The friends will be up against it from the beginning; they start with few supplies and no weapons and are attacked in their van by the bloodthirsty savages. They’ll have to run, run as fast as they can, into the town and hope that they can scavenge weapons from the various locations on the printed map. There are local NPCs, like the police chief, that can help in a pinch but be careful—they could be part of the murderous gang themselves. The murders have weapons plucked right from the spooky silver screen: flamethrowers, meathooks, and more can be used to brutally murder the hapless heroes. They’ve also got horror movie appropriate powers, like the one-time ability to simply appear where they need to be to surprise one of the kids.

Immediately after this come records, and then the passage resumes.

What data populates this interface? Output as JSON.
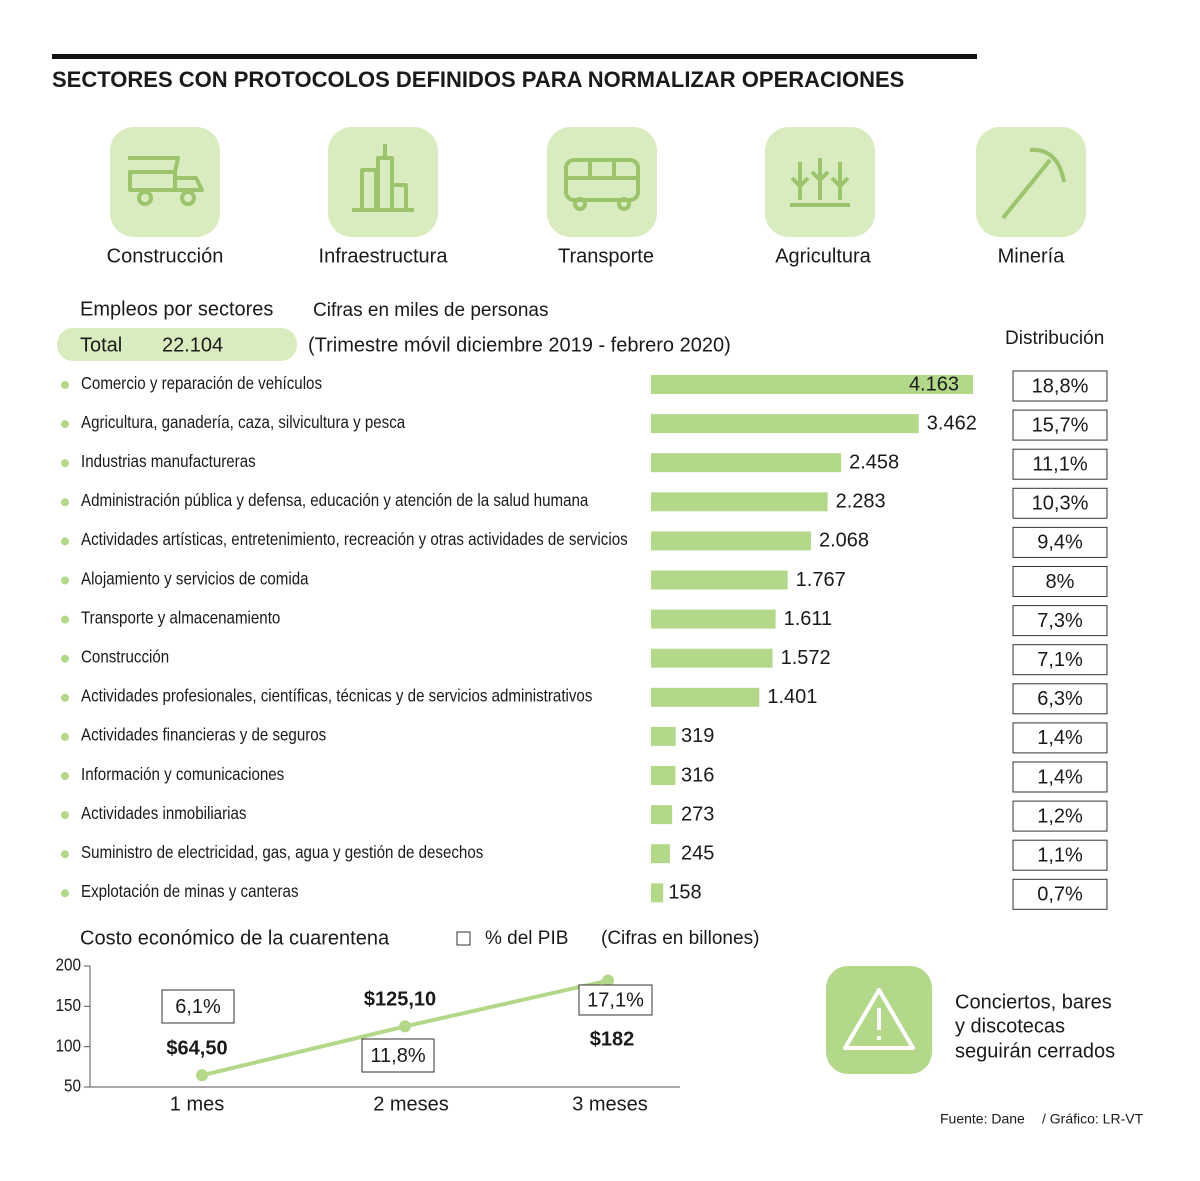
{
  "title": "SECTORES CON PROTOCOLOS DEFINIDOS PARA NORMALIZAR OPERACIONES",
  "sectors": [
    "Construcción",
    "Infraestructura",
    "Transporte",
    "Agricultura",
    "Minería"
  ],
  "chart_data": [
    {
      "type": "bar",
      "title": "Empleos por sectores",
      "subtitle": "Cifras en miles de personas",
      "total_label": "Total",
      "total": "22.104",
      "period": "(Trimestre móvil diciembre 2019 - febrero 2020)",
      "distribution_title": "Distribución",
      "color": "#b3d88a",
      "categories": [
        "Comercio y reparación de vehículos",
        "Agricultura, ganadería, caza, silvicultura y pesca",
        "Industrias manufactureras",
        "Administración pública y defensa, educación y atención de la salud humana",
        "Actividades artísticas, entretenimiento, recreación y otras actividades de servicios",
        "Alojamiento y servicios de comida",
        "Transporte y almacenamiento",
        "Construcción",
        "Actividades profesionales, científicas, técnicas y de servicios administrativos",
        "Actividades financieras y de seguros",
        "Información y comunicaciones",
        "Actividades inmobiliarias",
        "Suministro de electricidad, gas, agua y gestión de desechos",
        "Explotación de minas y canteras"
      ],
      "values": [
        4163,
        3462,
        2458,
        2283,
        2068,
        1767,
        1611,
        1572,
        1401,
        319,
        316,
        273,
        245,
        158
      ],
      "value_labels": [
        "4.163",
        "3.462",
        "2.458",
        "2.283",
        "2.068",
        "1.767",
        "1.611",
        "1.572",
        "1.401",
        "319",
        "316",
        "273",
        "245",
        "158"
      ],
      "distribution": [
        18.8,
        15.7,
        11.1,
        10.3,
        9.4,
        8,
        7.3,
        7.1,
        6.3,
        1.4,
        1.4,
        1.2,
        1.1,
        0.7
      ],
      "distribution_labels": [
        "18,8%",
        "15,7%",
        "11,1%",
        "10,3%",
        "9,4%",
        "8%",
        "7,3%",
        "7,1%",
        "6,3%",
        "1,4%",
        "1,4%",
        "1,2%",
        "1,1%",
        "0,7%"
      ]
    },
    {
      "type": "line",
      "title": "Costo económico de la cuarentena",
      "legend": "% del PIB",
      "subtitle": "(Cifras en billones)",
      "color": "#b3d88a",
      "categories": [
        "1 mes",
        "2 meses",
        "3 meses"
      ],
      "values": [
        64.5,
        125.1,
        182
      ],
      "value_labels": [
        "$64,50",
        "$125,10",
        "$182"
      ],
      "pib": [
        6.1,
        11.8,
        17.1
      ],
      "pib_labels": [
        "6,1%",
        "11,8%",
        "17,1%"
      ],
      "ylim": [
        50,
        200
      ],
      "yticks": [
        50,
        100,
        150,
        200
      ]
    }
  ],
  "notice": [
    "Conciertos, bares",
    "y discotecas",
    "seguirán cerrados"
  ],
  "source": "Fuente: Dane",
  "credit": "/ Gráfico: LR-VT"
}
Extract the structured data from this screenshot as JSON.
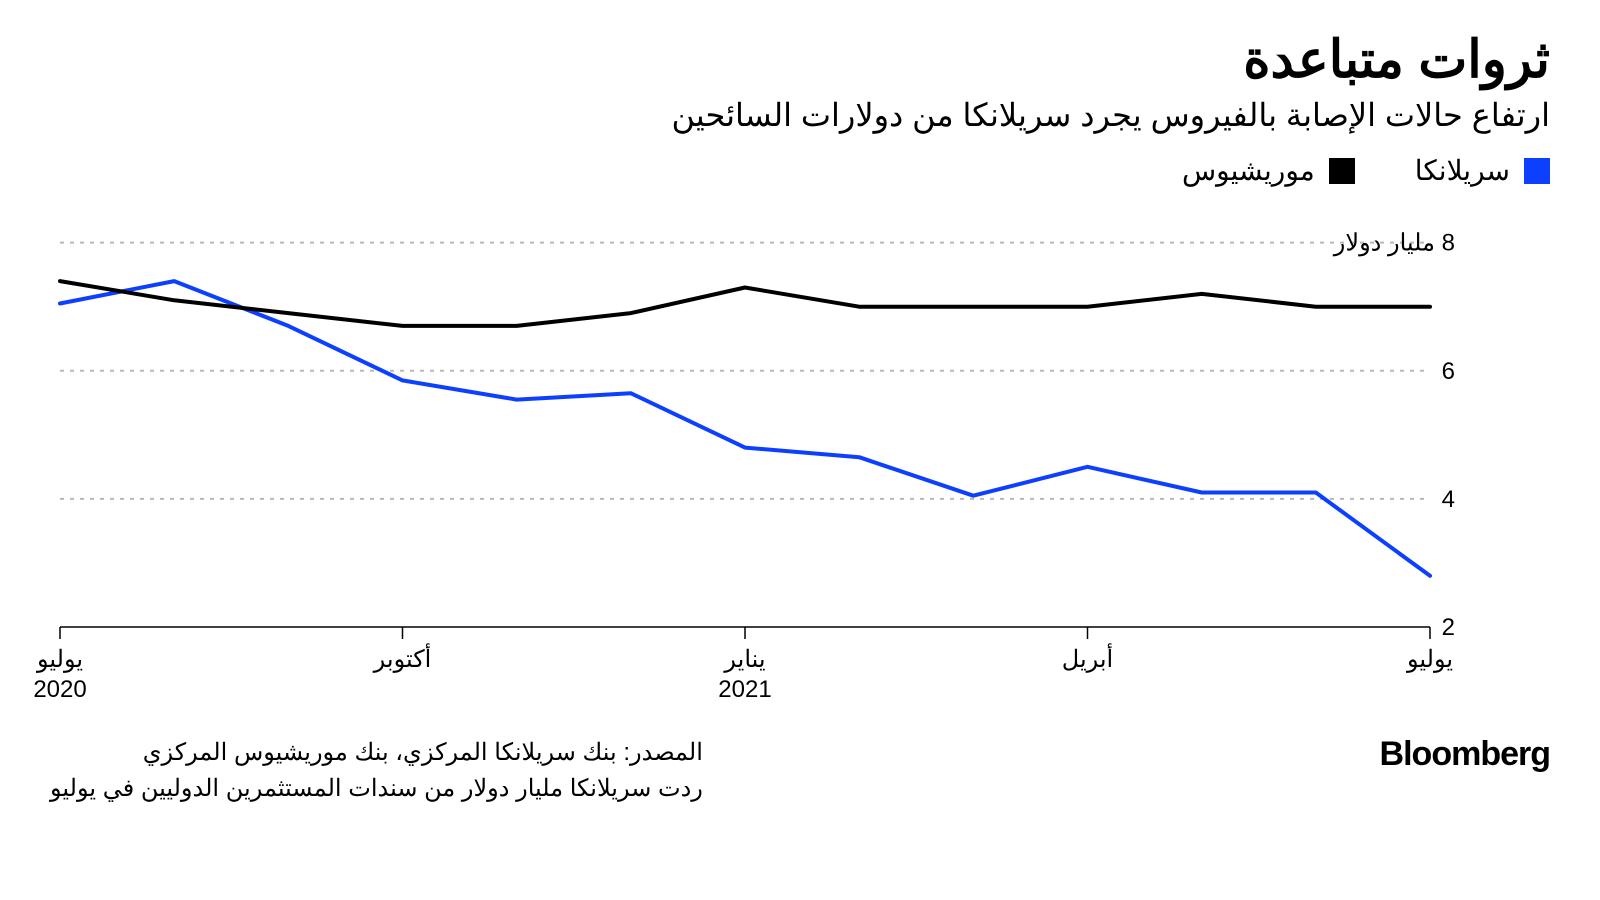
{
  "header": {
    "title": "ثروات متباعدة",
    "subtitle": "ارتفاع حالات الإصابة بالفيروس يجرد سريلانكا من دولارات السائحين"
  },
  "legend": {
    "items": [
      {
        "label": "سريلانكا",
        "color": "#0d3fff"
      },
      {
        "label": "موريشيوس",
        "color": "#000000"
      }
    ]
  },
  "chart": {
    "type": "line",
    "background_color": "#ffffff",
    "grid_color": "#b8b8b8",
    "grid_dash": "4 6",
    "axis_color": "#000000",
    "line_width": 4,
    "y": {
      "min": 2,
      "max": 8.4,
      "ticks": [
        {
          "value": 8,
          "label": "8 مليار دولار"
        },
        {
          "value": 6,
          "label": "6"
        },
        {
          "value": 4,
          "label": "4"
        },
        {
          "value": 2,
          "label": "2"
        }
      ],
      "label_fontsize": 24
    },
    "x": {
      "count": 13,
      "ticks": [
        {
          "index": 0,
          "line1": "يوليو",
          "line2": "2020"
        },
        {
          "index": 3,
          "line1": "أكتوبر",
          "line2": ""
        },
        {
          "index": 6,
          "line1": "يناير",
          "line2": "2021"
        },
        {
          "index": 9,
          "line1": "أبريل",
          "line2": ""
        },
        {
          "index": 12,
          "line1": "يوليو",
          "line2": ""
        }
      ],
      "label_fontsize": 24
    },
    "series": [
      {
        "name": "sri_lanka",
        "color": "#0d3fff",
        "values": [
          7.05,
          7.4,
          6.7,
          5.85,
          5.55,
          5.65,
          4.8,
          4.65,
          4.05,
          4.5,
          4.1,
          4.1,
          2.8
        ]
      },
      {
        "name": "mauritius",
        "color": "#000000",
        "values": [
          7.4,
          7.1,
          6.9,
          6.7,
          6.7,
          6.9,
          7.3,
          7.0,
          7.0,
          7.0,
          7.2,
          7.0,
          7.0
        ]
      }
    ]
  },
  "footer": {
    "source_line1": "المصدر: بنك سريلانكا المركزي، بنك موريشيوس المركزي",
    "source_line2": "ردت سريلانكا مليار دولار من سندات المستثمرين الدوليين في يوليو",
    "brand": "Bloomberg"
  }
}
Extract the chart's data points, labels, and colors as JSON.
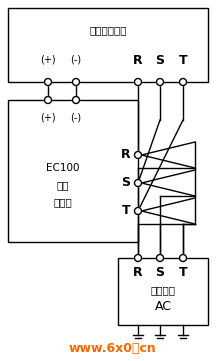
{
  "bg_color": "#ffffff",
  "line_color": "#000000",
  "watermark_color": "#ff6600",
  "fig_width": 2.24,
  "fig_height": 3.61,
  "dpi": 100,
  "top_box_label": "能量回馈单元",
  "top_box_plus": "(+)",
  "top_box_minus": "(-)",
  "top_box_R": "R",
  "top_box_S": "S",
  "top_box_T": "T",
  "left_box_plus": "(+)",
  "left_box_minus": "(-)",
  "left_box_label1": "EC100",
  "left_box_label2": "智能",
  "left_box_label3": "整体机",
  "mid_R": "R",
  "mid_S": "S",
  "mid_T": "T",
  "bot_R": "R",
  "bot_S": "S",
  "bot_T": "T",
  "bot_label1": "交流电网",
  "bot_label2": "AC",
  "watermark": "www.6x0．cn"
}
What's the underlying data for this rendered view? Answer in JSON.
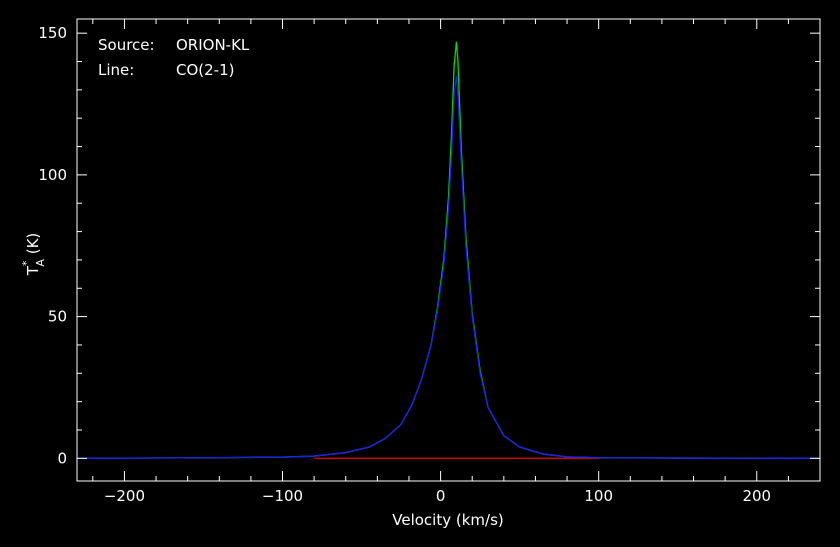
{
  "chart_data": {
    "type": "line",
    "xlabel": "Velocity (km/s)",
    "ylabel": {
      "main": "T",
      "sup": "*",
      "sub": "A",
      "unit": " (K)"
    },
    "xlim": [
      -230,
      240
    ],
    "ylim": [
      -8,
      155
    ],
    "xticks": [
      -200,
      -100,
      0,
      100,
      200
    ],
    "xtick_labels": [
      "−200",
      "−100",
      "0",
      "100",
      "200"
    ],
    "yticks": [
      0,
      50,
      100,
      150
    ],
    "ytick_labels": [
      "0",
      "50",
      "100",
      "150"
    ],
    "grid": false,
    "annotations": [
      {
        "key": "Source:",
        "value": "ORION-KL"
      },
      {
        "key": "Line:",
        "value": "CO(2-1)"
      }
    ],
    "colors": {
      "background": "#000000",
      "axes": "#ffffff",
      "green": "#00e000",
      "blue": "#1a1aff",
      "red": "#e00000"
    },
    "series": [
      {
        "color": "#1a1aff",
        "x": [
          -230,
          -150,
          -100,
          -80,
          -60,
          -45,
          -35,
          -25,
          -18,
          -12,
          -6,
          -2,
          2,
          5,
          7,
          8.5,
          10,
          11,
          13,
          16,
          20,
          25,
          30,
          40,
          50,
          65,
          80,
          100,
          150,
          240
        ],
        "y": [
          0,
          0.2,
          0.4,
          0.8,
          2,
          4,
          7,
          12,
          19,
          28,
          40,
          52,
          68,
          88,
          108,
          128,
          135,
          128,
          105,
          75,
          50,
          30,
          18,
          8,
          4,
          1.5,
          0.5,
          0.2,
          0.1,
          0
        ]
      },
      {
        "color": "#00e000",
        "x": [
          -230,
          -150,
          -100,
          -80,
          -60,
          -45,
          -35,
          -25,
          -18,
          -12,
          -6,
          -2,
          2,
          5,
          7,
          8.5,
          10,
          11,
          13,
          16,
          20,
          25,
          30,
          40,
          50,
          65,
          80,
          100,
          150,
          240
        ],
        "y": [
          0,
          0.2,
          0.4,
          0.8,
          2,
          4,
          7,
          12,
          19,
          28,
          40,
          53,
          70,
          92,
          115,
          138,
          147,
          140,
          110,
          78,
          51,
          31,
          18,
          8,
          4,
          1.5,
          0.5,
          0.2,
          0.1,
          0
        ]
      },
      {
        "color": "#e00000",
        "x": [
          -80,
          100
        ],
        "y": [
          0,
          0
        ]
      }
    ]
  }
}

Psycho Raiders, and the follow up titles FREAKFACE!! and Sea Evil, are atmospheric narrative experiences. The helpless victims in Psycho Raiders begin the game helpless and exposed. They can die quickly and brutally, and it will not feel fair because it isn’t fair. Like in a slasher film, you’ll start at the mercy of the bad guys and monsters and there will be blood by the bucketful. But if you can persevere (and maybe find a gun) you might survive. All it takes is for 1 teen to run off the far end of the map…
Each of these games is a one of a kind experience. From the way the bulk of the rules are presented in a comic book format, to the way you have to cut out all the playing pieces, it feels like you’re part of an underground experience. The designs are raw and brutal, but not less fun for it. Gather a couple of friends, throw some classic slasher movies on a screen in the background, and you’ve got the making for one hell of a horror game experience. These games are available exclusively through the Emperors of Eternal Evil webstore.